Reopening borders

Editorial

According to the Labour Office, 6339 employees have lost their jobs during the period April-July 2020. More than 50% are the direct consequence of the Covid-19 pandemic on the different sectors in which they were employed, mostly in the tourism industry, hotels and restaurants. However, these figures do not tell the whole story: they most likely leave out the many thousands who have found themselves in a very tricky situation in this pandemic. They are the self-employed and the SMEs, whose income has fallen drastically – but they too have families to feed, other financial commitments to take care of, such as business, housing and educational loans to repay, etc.

Most economists have been saying that the worse is yet to come, with thousands more swelling the numbers of the unemployed in the months ahead. Unemployment in 2019 reached 7% of the labour force – 37,900 people -, and Finance minister Renganaden Padayachy himself stated in his first intervention on the impacts of Covid-19 on the Mauritian economy that the unemployment rate could climb to 17%. This means about 100,000 finding themselves out of a job by the end of the year – and probably more in the informal economy.

The critical issues that arise are:

  1. How to support industry and trade so as to preserve employment;
  2. Support to be given to the informal sector and SME’s;
  3. Balancing of the risks of re-opening to prevent a second wave.

While income support by the State has helped in some measure, but with the Wage Assistance Scheme now focusing on the tourism and related sectors, economic operators in other sectors and their employees have been left to fend for themselves. This aspect of the ground realities and the plight of the affected stakeholders are not reflected by statistics.
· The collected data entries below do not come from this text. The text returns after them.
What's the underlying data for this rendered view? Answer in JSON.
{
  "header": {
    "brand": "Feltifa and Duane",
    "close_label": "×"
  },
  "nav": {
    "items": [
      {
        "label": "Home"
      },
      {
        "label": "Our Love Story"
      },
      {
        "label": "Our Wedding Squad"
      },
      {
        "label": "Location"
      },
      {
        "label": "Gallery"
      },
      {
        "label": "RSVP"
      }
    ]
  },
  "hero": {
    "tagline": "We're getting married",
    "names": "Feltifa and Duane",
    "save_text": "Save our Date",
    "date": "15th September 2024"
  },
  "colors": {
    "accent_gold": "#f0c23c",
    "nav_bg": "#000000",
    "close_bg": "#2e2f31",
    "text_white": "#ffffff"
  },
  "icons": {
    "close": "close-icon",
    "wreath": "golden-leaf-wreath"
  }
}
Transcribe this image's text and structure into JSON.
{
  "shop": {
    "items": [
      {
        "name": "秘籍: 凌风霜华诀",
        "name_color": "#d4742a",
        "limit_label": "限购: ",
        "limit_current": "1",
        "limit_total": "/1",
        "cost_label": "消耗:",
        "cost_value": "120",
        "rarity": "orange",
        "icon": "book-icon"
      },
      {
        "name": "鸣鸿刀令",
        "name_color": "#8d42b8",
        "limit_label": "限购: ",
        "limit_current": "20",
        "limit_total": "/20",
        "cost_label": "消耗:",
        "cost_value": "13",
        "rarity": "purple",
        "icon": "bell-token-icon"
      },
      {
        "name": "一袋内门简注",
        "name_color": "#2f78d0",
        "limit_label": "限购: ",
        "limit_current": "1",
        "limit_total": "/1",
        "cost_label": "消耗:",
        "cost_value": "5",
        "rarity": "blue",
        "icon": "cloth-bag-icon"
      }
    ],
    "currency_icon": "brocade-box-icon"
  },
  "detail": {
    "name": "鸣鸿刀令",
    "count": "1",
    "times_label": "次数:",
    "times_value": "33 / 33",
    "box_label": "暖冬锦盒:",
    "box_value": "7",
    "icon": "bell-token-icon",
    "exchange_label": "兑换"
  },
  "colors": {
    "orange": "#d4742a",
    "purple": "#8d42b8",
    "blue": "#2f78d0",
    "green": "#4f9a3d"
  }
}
This is where the government might have to consider extending ‘higher – and unconditional – benefits for those who will be unemployed, maybe moving towards a minimum income guarantee’, as proposed by Steve Schifferes of the University of London in a contribution to The Conversation.

It might also have, he adds, ‘to provide temporary government jobs to improve our social and physical infrastructure, such as happened in the New Deal in 1930s America, which improved schools and hospitals, built national parks and planted trees around the country. With industry on its knees, the government must play a bigger role in increasing investment to boost demand and ensure that our economy becomes more productive and more resilient in the long term. This must include major investments in other public services, especially research and education, health, etc., as well as ‘take a much more active role in the labour market, heavily subsidising jobs and training to encourage growth in the key sectors needed in the future’. This is what helped the US to get out of the Great Depression of 1929, and was President Roosevelt’s idea.

On the other hand, the strong lobbying in favour of the reopening of our skies for international passenger flights, arguing that its prolonged closure will damage the economy, will have to be weighed against the inherent risks of a second wave of the pandemic in so doing. It must be noted that the few cases that have been registered lately are imported ones.

Dr Soumya Swaminathan, chief scientist of the World Health Organization, stated recently that despite stringent public health measures, there is a real risk of a second wave as economies reopen. Until an effective and safe vaccine emerges, there would be a need to live with and manage this virus for the ’next couple of years’.

That is the scenario we have to reckon with.

It is true that the Seychelles now allows visitors to its remote islands since August 1, but that’s only if they’re from low-risk countries travelling in private jets and chartered passenger direct flights. Travellers also need to undergo a Covid-19 test before boarding any flight. The limited reopening is based on the advice of the Seychelles’ health authority and is designed to limit risk of Covid-19 transmission to people living and working on the 115 islands that make up the archipelago.

As far as Mauritius is concerned, the entry of aircraft and ships in the country is prohibited until 31 August 2020, except for those aircrafts and ships as may be approved by the Prime Minister. It is unknown at this stage if the government will go for a limited reopening for visitors from low-risk countries or otherwise, but here the point made by Steve Schifferes in his article cited above may serve as a guide for decision-makers. It is that ‘historical evidence from the 1918 ‘flu shows that extending public health measures to prevent the spread of a virus does less economic damage in the long run than letting it ravage the entire population’.

The salient point in the face of the prolonged impact of Covid-19 is that government has the major role to play in saving livelihoods in both the major sectors of the economy, and in the informal sector which should have a less cumbersome access to finance. As regards the major sectors, government must spell out very clearly the conditions under which financial assistance will be provided and ensure that these conditions are abided by. That’s the only way to avert an impending social and economic crisis.